There is evidence that suggests low levels of cardiac fitness predispose to maladaptive cardiac remodeling typically manifest as concentric remodeling and concentric hypertrophy and increased ventricular stiffness and diastolic dysfunction.
Lovic and Kokkinos and co workers correctly point out that the cardiac hypertrophy consequent to high blood pressure differs from the typical physiological cardiac hypertrophy of the endurance athlete realizing that extreme examples of the latter can be difficult to distinguish from the former.
Lovic et al makes the following argument in a 2016 issue of the Journal of Hypertension.
Low fitness level individuals will reach a systolic blood pressure of 150 at low levels of exercise, e.g. 4-5 METS , which are levels commonly encountered in some activities of everyday living.
150 systolic blood pressure is necessary to trigger cardiac remodeling. Individuals, who are more fit, are able to do that level of work without that degree of BP rise. So individuals with low fitness may spend considerable time each day with a BP of sufficient magnitude to trigger hypertrophic changes in the left ventricle, even though their BP as measured in their doctor's office may be normal.
Their data (1) found an inverse relationship between exercise capacity, blood pressure response to exercise and left ventricular mass.Further, they have published data that showed 16 weeks of aerobic training resulted in subjects having a significantly lower blood pressure level when they exercised at the every day activity level of 3-5 METS. A reduction in previously elevated left ventricular mass was also shown.
Other data consistent with this notion comes from a study by Brinker et al ( 2) from Southwestern Medical School in Dallas. They studied subjects aged 42 -67 years of age with stress testing and echocardiography. Those individuals in the lowest fitness category ( they divided the group into 3 fitness levels ) had 40 % concentric hypertrophy as well as a 9% prevalence of diastolic dysfunction ( as defined by the e/a ratio on mitral valve echo flow studies)
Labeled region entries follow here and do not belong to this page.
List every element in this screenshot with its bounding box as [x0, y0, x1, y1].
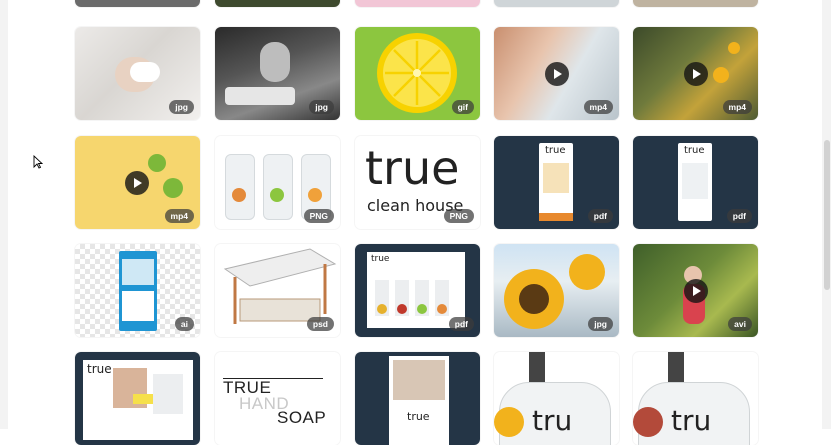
asset-tile[interactable]: psd: [215, 244, 340, 337]
file-type-badge: pdf: [587, 209, 613, 223]
asset-tile-partial[interactable]: [215, 0, 340, 7]
file-type-badge: jpg: [169, 100, 194, 114]
file-type-badge: PNG: [443, 209, 474, 223]
asset-tile[interactable]: true clean house PNG: [355, 136, 480, 229]
file-type-badge: mp4: [583, 100, 613, 114]
asset-tile[interactable]: avi: [633, 244, 758, 337]
asset-tile[interactable]: PNG: [215, 136, 340, 229]
file-type-badge: jpg: [309, 100, 334, 114]
asset-tile-partial[interactable]: [494, 0, 619, 7]
file-type-badge: psd: [306, 317, 334, 331]
asset-tile[interactable]: true: [75, 352, 200, 445]
asset-tile[interactable]: TRUE HAND SOAP: [215, 352, 340, 445]
play-icon[interactable]: [544, 61, 569, 86]
file-type-badge: gif: [451, 100, 474, 114]
brand-wordmark: tru: [671, 404, 712, 437]
true-hand-soap-logo: TRUE HAND SOAP: [215, 352, 340, 445]
left-gutter: [0, 0, 8, 429]
bottle-closeup-thumbnail: tru: [633, 352, 758, 445]
brand-wordmark: true: [87, 362, 112, 376]
file-type-badge: pdf: [448, 317, 474, 331]
asset-tile[interactable]: mp4: [633, 27, 758, 120]
asset-tile[interactable]: tru: [633, 352, 758, 445]
bottle-closeup-thumbnail: tru: [494, 352, 619, 445]
asset-tile[interactable]: jpg: [494, 244, 619, 337]
asset-tile[interactable]: gif: [355, 27, 480, 120]
scrollbar-thumb[interactable]: [824, 140, 830, 290]
asset-tile-partial[interactable]: [75, 0, 200, 7]
brand-wordmark: true: [365, 141, 460, 195]
asset-tile[interactable]: true pdf: [633, 136, 758, 229]
asset-tile[interactable]: true pdf: [355, 244, 480, 337]
mouse-cursor-icon: [33, 155, 43, 169]
brand-wordmark: true: [684, 145, 705, 156]
brand-wordmark: true: [407, 410, 430, 423]
file-type-badge: pdf: [726, 209, 752, 223]
asset-tile[interactable]: mp4: [494, 27, 619, 120]
asset-tile[interactable]: ai: [75, 244, 200, 337]
asset-tile[interactable]: jpg: [75, 27, 200, 120]
brand-wordmark: tru: [532, 404, 573, 437]
asset-tile[interactable]: true pdf: [494, 136, 619, 229]
asset-tile[interactable]: mp4: [75, 136, 200, 229]
asset-tile[interactable]: jpg: [215, 27, 340, 120]
play-icon[interactable]: [125, 170, 149, 195]
asset-tile[interactable]: tru: [494, 352, 619, 445]
asset-tile[interactable]: true: [355, 352, 480, 445]
brochure-thumbnail: true: [75, 352, 200, 445]
file-type-badge: ai: [174, 317, 194, 331]
asset-grid: jpg jpg gif mp4 mp4 mp4 PNG true clean h…: [75, 0, 765, 445]
poster-thumbnail: true: [355, 352, 480, 445]
brand-wordmark: true: [371, 254, 390, 264]
brand-wordmark: true: [545, 145, 566, 156]
wordmark-line-3: SOAP: [277, 408, 327, 427]
asset-tile-partial[interactable]: [633, 0, 758, 7]
play-icon[interactable]: [683, 278, 708, 303]
file-type-badge: jpg: [588, 317, 613, 331]
play-icon[interactable]: [683, 61, 708, 86]
file-type-badge: PNG: [303, 209, 334, 223]
file-type-badge: avi: [728, 317, 752, 331]
file-type-badge: mp4: [164, 209, 194, 223]
asset-tile-partial[interactable]: [355, 0, 480, 7]
file-type-badge: mp4: [722, 100, 752, 114]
Data from the Dallas group and others have outlined the concept of there being two distinct cardiac phenotypes related to the development of both heart failure with reduced ejection fraction (HFrEF) and heart failure with preserved ejection fraction (HFpEF).They are:
1)Subclinical systolic dysfunction (EF may be normal but abnormalities detectable by measurement of global strain with speckle echocardiography)),with eccentric cardiac hypertrophy with increased LV diameter)-the proposed precursor to HFrEF
2)Subclinical diastolic dysfunction with concentric LV hypertrophy; with increased relative wall thickness (RWT) -the proposed precursor to diastolic heart failure (HFpEF)
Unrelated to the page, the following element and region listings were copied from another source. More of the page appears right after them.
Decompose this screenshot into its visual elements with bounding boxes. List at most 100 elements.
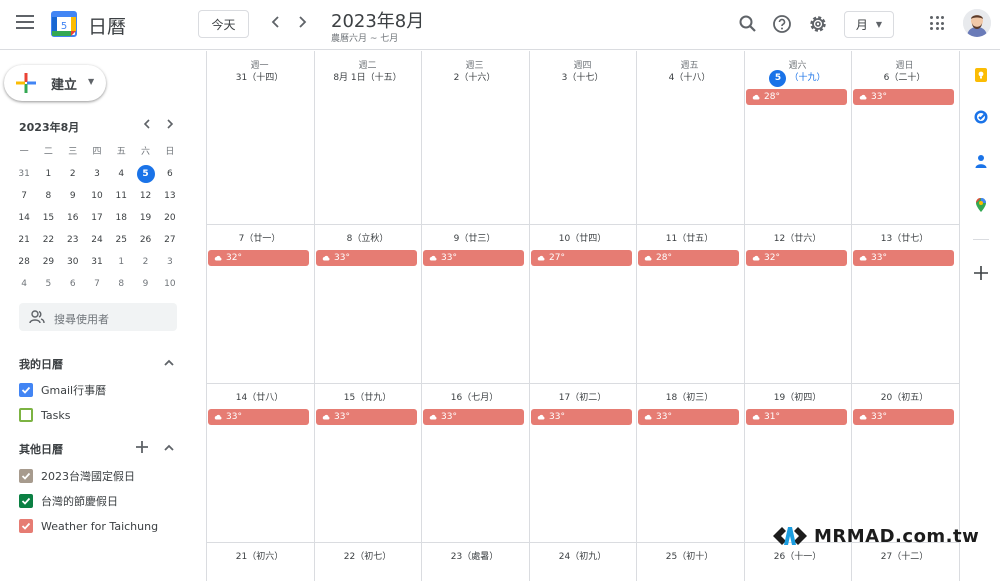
day-date-label[interactable]: 11（廿五） — [636, 230, 743, 248]
weather-event-chip[interactable]: 28° — [746, 89, 847, 105]
account-avatar[interactable] — [963, 9, 991, 37]
mini-day[interactable]: 3 — [158, 253, 182, 271]
mini-day[interactable]: 6 — [61, 275, 85, 293]
day-date-label[interactable]: 18（初三） — [636, 389, 743, 407]
calendar-checkbox[interactable] — [19, 519, 33, 533]
day-date-label[interactable]: 31（十四） — [206, 69, 313, 87]
my-calendars-title[interactable]: 我的日曆 — [19, 356, 63, 372]
mini-day[interactable]: 16 — [61, 209, 85, 227]
weather-event-chip[interactable]: 32° — [208, 250, 309, 266]
weather-event-chip[interactable]: 27° — [531, 250, 632, 266]
mini-day[interactable]: 11 — [109, 187, 133, 205]
day-date-label[interactable]: 27（十二） — [851, 548, 958, 566]
mini-day[interactable]: 26 — [133, 231, 157, 249]
day-date-label[interactable]: 6（二十） — [851, 69, 958, 87]
day-date-label[interactable]: 8月 1日（十五） — [314, 69, 421, 87]
mini-day[interactable]: 31 — [12, 165, 36, 183]
mini-day[interactable]: 14 — [12, 209, 36, 227]
mini-day[interactable]: 9 — [61, 187, 85, 205]
maps-icon[interactable] — [973, 197, 989, 213]
day-date-label[interactable]: 2（十六） — [421, 69, 528, 87]
day-date-label[interactable]: 17（初二） — [529, 389, 636, 407]
weather-event-chip[interactable]: 33° — [316, 250, 417, 266]
mini-day[interactable]: 25 — [109, 231, 133, 249]
weather-event-chip[interactable]: 33° — [531, 409, 632, 425]
other-calendars-title[interactable]: 其他日曆 — [19, 441, 63, 457]
calendar-list-item[interactable]: Gmail行事曆 — [19, 382, 106, 398]
day-date-label[interactable]: 14（廿八） — [206, 389, 313, 407]
mini-day[interactable]: 8 — [109, 275, 133, 293]
mini-day[interactable]: 2 — [61, 165, 85, 183]
mini-day[interactable]: 18 — [109, 209, 133, 227]
today-button[interactable]: 今天 — [198, 10, 249, 38]
keep-icon[interactable] — [973, 67, 989, 83]
weather-event-chip[interactable]: 33° — [208, 409, 309, 425]
mini-day[interactable]: 23 — [61, 231, 85, 249]
today-date-badge[interactable]: 5 — [769, 70, 787, 87]
collapse-my-calendars-icon[interactable] — [162, 356, 176, 373]
calendar-list-item[interactable]: Tasks — [19, 407, 70, 423]
calendar-list-item[interactable]: 2023台灣國定假日 — [19, 468, 135, 484]
contacts-icon[interactable] — [973, 153, 989, 169]
day-date-label[interactable]: 7（廿一） — [206, 230, 313, 248]
collapse-other-calendars-icon[interactable] — [162, 441, 176, 458]
calendar-checkbox[interactable] — [19, 408, 33, 422]
chevron-right-icon[interactable] — [294, 14, 310, 34]
add-addon-icon[interactable] — [973, 265, 989, 285]
mini-day[interactable]: 10 — [158, 275, 182, 293]
calendar-list-item[interactable]: 台灣的節慶假日 — [19, 493, 118, 509]
mini-day[interactable]: 27 — [158, 231, 182, 249]
weather-event-chip[interactable]: 33° — [638, 409, 739, 425]
mini-day[interactable]: 19 — [133, 209, 157, 227]
calendar-checkbox[interactable] — [19, 494, 33, 508]
calendar-checkbox[interactable] — [19, 469, 33, 483]
mini-day[interactable]: 28 — [12, 253, 36, 271]
day-date-label[interactable]: 3（十七） — [529, 69, 636, 87]
mini-day[interactable]: 24 — [85, 231, 109, 249]
mini-day[interactable]: 4 — [109, 165, 133, 183]
weather-event-chip[interactable]: 33° — [423, 250, 524, 266]
chevron-left-icon[interactable] — [268, 14, 284, 34]
weather-event-chip[interactable]: 33° — [853, 409, 954, 425]
mini-day[interactable]: 9 — [133, 275, 157, 293]
mini-day[interactable]: 5 — [36, 275, 60, 293]
weather-event-chip[interactable]: 33° — [423, 409, 524, 425]
search-icon[interactable] — [738, 14, 758, 34]
mini-next-icon[interactable] — [164, 118, 176, 133]
weather-event-chip[interactable]: 31° — [746, 409, 847, 425]
mini-day[interactable]: 30 — [61, 253, 85, 271]
mini-day[interactable]: 7 — [85, 275, 109, 293]
day-date-label[interactable]: 22（初七） — [314, 548, 421, 566]
day-date-label[interactable]: 9（廿三） — [421, 230, 528, 248]
weather-event-chip[interactable]: 32° — [746, 250, 847, 266]
create-button[interactable]: 建立 ▼ — [4, 65, 106, 101]
main-menu-icon[interactable] — [16, 15, 34, 29]
view-switcher-button[interactable]: 月 ▼ — [844, 11, 894, 38]
weather-event-chip[interactable]: 28° — [638, 250, 739, 266]
day-date-label[interactable]: 13（廿七） — [851, 230, 958, 248]
mini-day[interactable]: 4 — [12, 275, 36, 293]
day-date-label[interactable]: 25（初十） — [636, 548, 743, 566]
mini-day[interactable]: 13 — [158, 187, 182, 205]
search-people-input[interactable]: 搜尋使用者 — [19, 303, 177, 331]
calendar-checkbox[interactable] — [19, 383, 33, 397]
day-date-label[interactable]: 19（初四） — [744, 389, 851, 407]
mini-day[interactable]: 1 — [109, 253, 133, 271]
mini-day[interactable]: 8 — [36, 187, 60, 205]
mini-day[interactable]: 2 — [133, 253, 157, 271]
day-date-label[interactable]: 24（初九） — [529, 548, 636, 566]
settings-icon[interactable] — [808, 14, 828, 34]
help-icon[interactable] — [772, 14, 792, 34]
mini-day[interactable]: 22 — [36, 231, 60, 249]
day-date-label[interactable]: 26（十一） — [744, 548, 851, 566]
day-date-label[interactable]: 20（初五） — [851, 389, 958, 407]
day-date-label[interactable]: 23（處暑） — [421, 548, 528, 566]
mini-day[interactable]: 15 — [36, 209, 60, 227]
mini-day[interactable]: 29 — [36, 253, 60, 271]
mini-day[interactable]: 5 — [133, 165, 157, 183]
day-date-label[interactable]: 16（七月） — [421, 389, 528, 407]
tasks-icon[interactable] — [973, 109, 989, 125]
day-date-label[interactable]: 12（廿六） — [744, 230, 851, 248]
mini-day[interactable]: 20 — [158, 209, 182, 227]
day-date-label[interactable]: 8（立秋） — [314, 230, 421, 248]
Increasing data strongly suggest that low fitness levels predispose to the precursors of HFpEF.
Lovic's work suggesting that exercise induced elevated blood pressure in the unfit during the usual daily activities may be one possible mechanism involved.
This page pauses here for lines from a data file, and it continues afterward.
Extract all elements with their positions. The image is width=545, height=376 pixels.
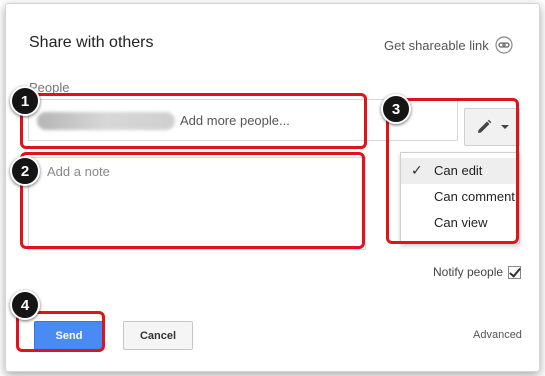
link-icon xyxy=(495,36,513,54)
note-placeholder: Add a note xyxy=(47,164,110,179)
menu-item-label: Can view xyxy=(434,215,488,230)
annotation-marker-1: 1 xyxy=(10,86,40,116)
person-chip[interactable] xyxy=(37,112,175,130)
pencil-icon xyxy=(478,119,492,133)
cancel-button[interactable]: Cancel xyxy=(123,321,193,350)
shareable-link-label: Get shareable link xyxy=(384,37,489,53)
notify-label: Notify people xyxy=(433,265,504,279)
people-placeholder: Add more people... xyxy=(180,113,290,128)
notify-checkbox[interactable] xyxy=(508,265,522,279)
send-button[interactable]: Send xyxy=(34,321,104,350)
annotation-marker-3: 3 xyxy=(381,94,411,124)
share-dialog: Share with others Get shareable link Peo… xyxy=(5,3,540,372)
menu-item-label: Can comment xyxy=(434,189,515,204)
menu-item-label: Can edit xyxy=(434,163,483,178)
note-textarea[interactable]: Add a note xyxy=(28,157,366,250)
annotation-marker-2: 2 xyxy=(10,156,40,186)
dialog-title: Share with others xyxy=(29,34,154,51)
menu-item-can-view[interactable]: Can view xyxy=(401,210,519,236)
permission-menu: ✓ Can edit Can comment Can view xyxy=(400,152,520,244)
chevron-down-icon xyxy=(501,125,509,129)
get-shareable-link[interactable]: Get shareable link xyxy=(384,36,513,54)
menu-item-can-comment[interactable]: Can comment xyxy=(401,184,519,210)
advanced-link[interactable]: Advanced xyxy=(473,329,522,341)
menu-item-can-edit[interactable]: ✓ Can edit xyxy=(401,158,519,184)
annotation-marker-4: 4 xyxy=(10,290,40,320)
notify-people[interactable]: Notify people xyxy=(433,265,522,279)
checkmark-icon: ✓ xyxy=(411,162,423,178)
permission-dropdown-button[interactable] xyxy=(464,108,520,146)
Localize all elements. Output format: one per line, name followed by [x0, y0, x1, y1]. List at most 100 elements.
1)Lovic, D et al Left ventricular hypertrophy in athletes and hypertensive patients.J Clin Hypertension 2017,
2) Brinker SK et al. An association of Cardiorespiratory Fitness with left ventricular remodeling and diastolic dysfunction. JACC Heart Failure., Vol 2, no 3, 2014, p 238
5/1/17 An embarrassingly large number of typos and misspellings were corrected and again on 5/16/17.